Reference: https://www.investopedia.com/terms/b/bollingerbands.asp

“Bollinger Bands is a technical analysis tool developed by John Bollinger in the 1980s to help investors and traders gauge market volatility and identify when securities are poised to rise or fall.”

“The three lines that make up Bollinger Bands are based on a security’s price moves. The center line is the intermediate-term trend and is typically a 20-day SMA of the closing prices.

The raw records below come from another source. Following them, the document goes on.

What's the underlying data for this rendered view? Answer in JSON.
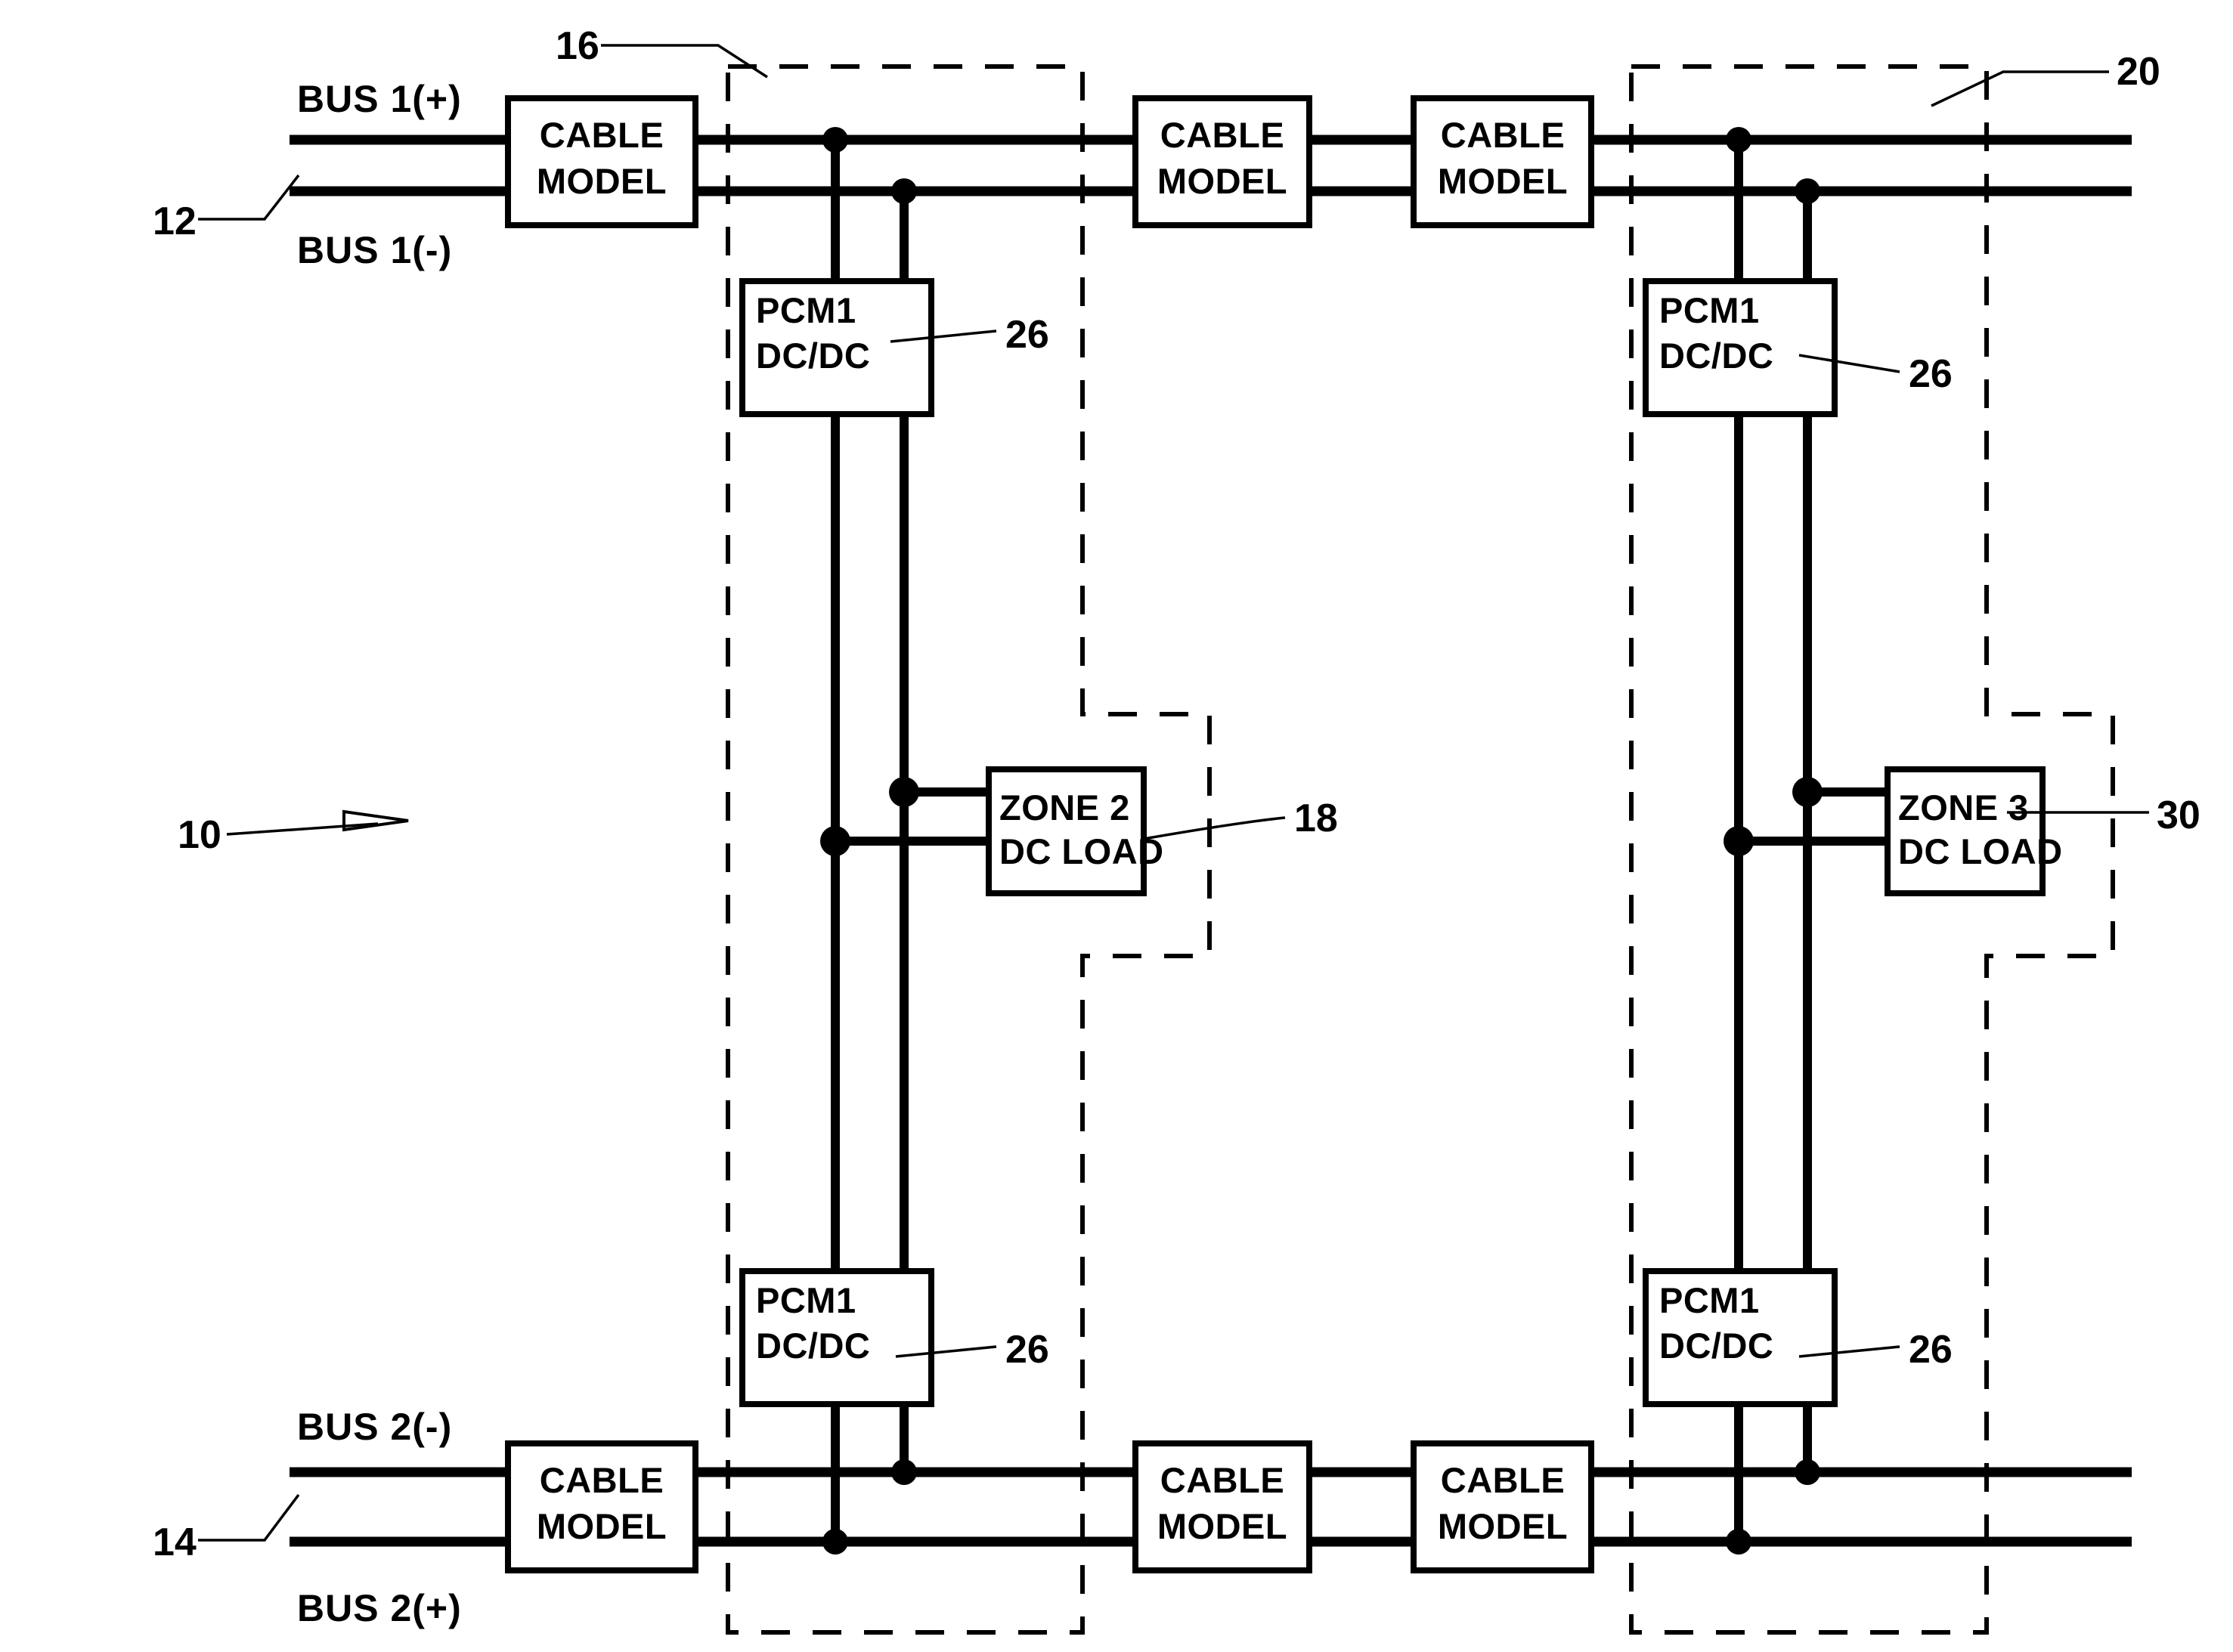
{
  "figure": {
    "type": "patent-schematic-diagram",
    "title_ref": "10",
    "background": "#ffffff",
    "ink": "#000000"
  },
  "bus_labels": {
    "bus1_pos": "BUS  1(+)",
    "bus1_neg": "BUS  1(-)",
    "bus2_neg": "BUS  2(-)",
    "bus2_pos": "BUS  2(+)"
  },
  "reference_numerals": {
    "overall_system": "10",
    "bus1": "12",
    "bus2": "14",
    "zone_left": "16",
    "zone2_load": "18",
    "zone_right": "20",
    "pcm_top_left": "26",
    "pcm_top_right": "26",
    "pcm_bottom_left": "26",
    "pcm_bottom_right": "26",
    "zone3_load": "30"
  },
  "components": {
    "cable_models": [
      {
        "id": "cable-top-left",
        "line1": "CABLE",
        "line2": "MODEL"
      },
      {
        "id": "cable-top-mid-a",
        "line1": "CABLE",
        "line2": "MODEL"
      },
      {
        "id": "cable-top-mid-b",
        "line1": "CABLE",
        "line2": "MODEL"
      },
      {
        "id": "cable-bot-left",
        "line1": "CABLE",
        "line2": "MODEL"
      },
      {
        "id": "cable-bot-mid-a",
        "line1": "CABLE",
        "line2": "MODEL"
      },
      {
        "id": "cable-bot-mid-b",
        "line1": "CABLE",
        "line2": "MODEL"
      }
    ],
    "pcm_modules": [
      {
        "id": "pcm-top-left",
        "line1": "PCM1",
        "line2": "DC/DC",
        "ref": "26"
      },
      {
        "id": "pcm-top-right",
        "line1": "PCM1",
        "line2": "DC/DC",
        "ref": "26"
      },
      {
        "id": "pcm-bottom-left",
        "line1": "PCM1",
        "line2": "DC/DC",
        "ref": "26"
      },
      {
        "id": "pcm-bottom-right",
        "line1": "PCM1",
        "line2": "DC/DC",
        "ref": "26"
      }
    ],
    "dc_loads": [
      {
        "id": "zone2-load",
        "line1": "ZONE  2",
        "line2": "DC  LOAD",
        "ref": "18"
      },
      {
        "id": "zone3-load",
        "line1": "ZONE  3",
        "line2": "DC  LOAD",
        "ref": "30"
      }
    ]
  },
  "zones": [
    {
      "id": "zone-left",
      "ref": "16",
      "contains": [
        "pcm-top-left",
        "pcm-bottom-left",
        "zone2-load"
      ]
    },
    {
      "id": "zone-right",
      "ref": "20",
      "contains": [
        "pcm-top-right",
        "pcm-bottom-right",
        "zone3-load"
      ]
    }
  ]
}
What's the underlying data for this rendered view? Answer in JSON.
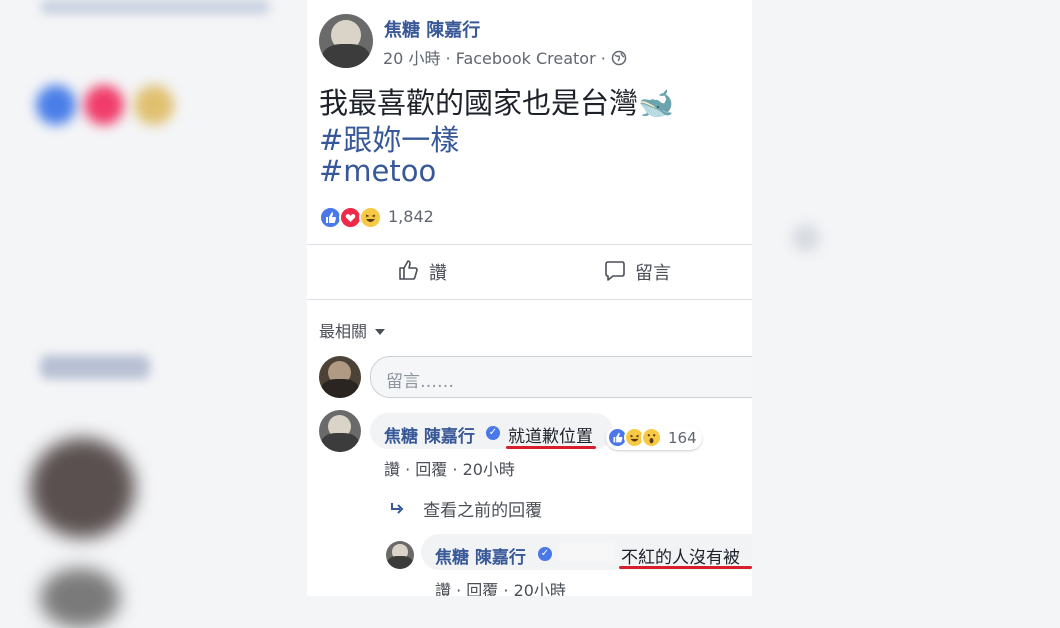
{
  "post": {
    "author": "焦糖 陳嘉行",
    "time_source": "20 小時 · Facebook Creator · ",
    "text": "我最喜歡的國家也是台灣🐋",
    "hashtag1": "#跟妳一樣",
    "hashtag2": "#metoo",
    "reaction_count": "1,842"
  },
  "actions": {
    "like_label": "讚",
    "comment_label": "留言"
  },
  "sort_label": "最相關",
  "comment_input": {
    "placeholder": "留言……"
  },
  "comments": [
    {
      "author": "焦糖 陳嘉行",
      "text": "就道歉位置",
      "reaction_count": "164",
      "like_label": "讚",
      "reply_label": "回覆",
      "time": "20小時"
    }
  ],
  "view_previous_replies": "查看之前的回覆",
  "reply": {
    "author": "焦糖 陳嘉行",
    "text": "不紅的人沒有被",
    "like_label": "讚",
    "reply_label": "回覆",
    "time": "20小時"
  },
  "colors": {
    "link_blue": "#385898",
    "underline_red": "#d81e2c"
  }
}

The upper and lower bands are plotted a distance from the SMA set by a certain number of standard deviations, usually two, above and below the center line.”

Loading the data and sorting time series by date in ascending order, as necessary:

df = fetch_crypto_data()
df = df.sort_index() # assumes index is datetime-aware

Calculating moving average, moving standard deviation, and upper and lower bands:

window = 50
ma_col = f"MA_{window}"
std_col = f"STD_{window}"
df[ma_col] = df["close"].rolling(window=window).mean()
df[std_col] = df["close"].rolling(window=window).std()

band_std = 2
lower_col = f"LOWER_{window}"
upper_col = f"UPPER_{window}"
df[upper_col] = df[ma_col] + (band_std * df[std_col])
df[lower_col] = df[ma_col] - (band_std * df[std_col])

df = df.dropna()
df = df.round(2)

df[["close", ma_col, lower_col, upper_col]].head()
close MA_50 LOWER_50 UPPER_50
timestamp
2024-01-28 42034.59 42830.64 39576.58 46084.70
2024-01-29 43306.18 42820.89 39575.70 46066.08
2024-01-30 42942.78 42855.16 39642.53 46067.78
2024-01-31 42548.08 42876.57 39687.24 46065.90
2024-02-01 43078.81 42880.44 39690.59 46070.28

Plotting the bands:

import plotly.express as px

title = "Bitcoin Price with Moving Average and Bollinger Bands"
colors_map = {"close": "steelblue", ma_col: "orange",
                upper_col: "yellow", lower_col: "yellow",
}
fig = px.line(df, y=["close", ma_col, upper_col, lower_col],
                title=title, color_discrete_map=colors_map,
                labels={"value": "Price (USD)", "timestamp": "Date"},
)
fig.update_layout(legend_title_text="Legend")
fig.show()

Plotting bands (alternative fill variant):

from pandas import concat, Series

# fill regions:
fig.add_traces([
    dict(
        x=concat([Series(df.index), Series(df.index)[::-1]]),
        y=concat([df[upper_col], df[lower_col][::-1]]),
        fill="toself",
        #fillcolor="rgba(128, 0, 128, 0.2)",  # Light purple fill
        fillcolor="rgba(255, 255, 102, 0.2)",  # Light yellow fill
        line=dict(color="rgba(255,255,255,0)"),
        hoverinfo="skip",
        showlegend=False
    )
])
fig.show()

How can we interpret the chart? Are the bands getting narrower or wider?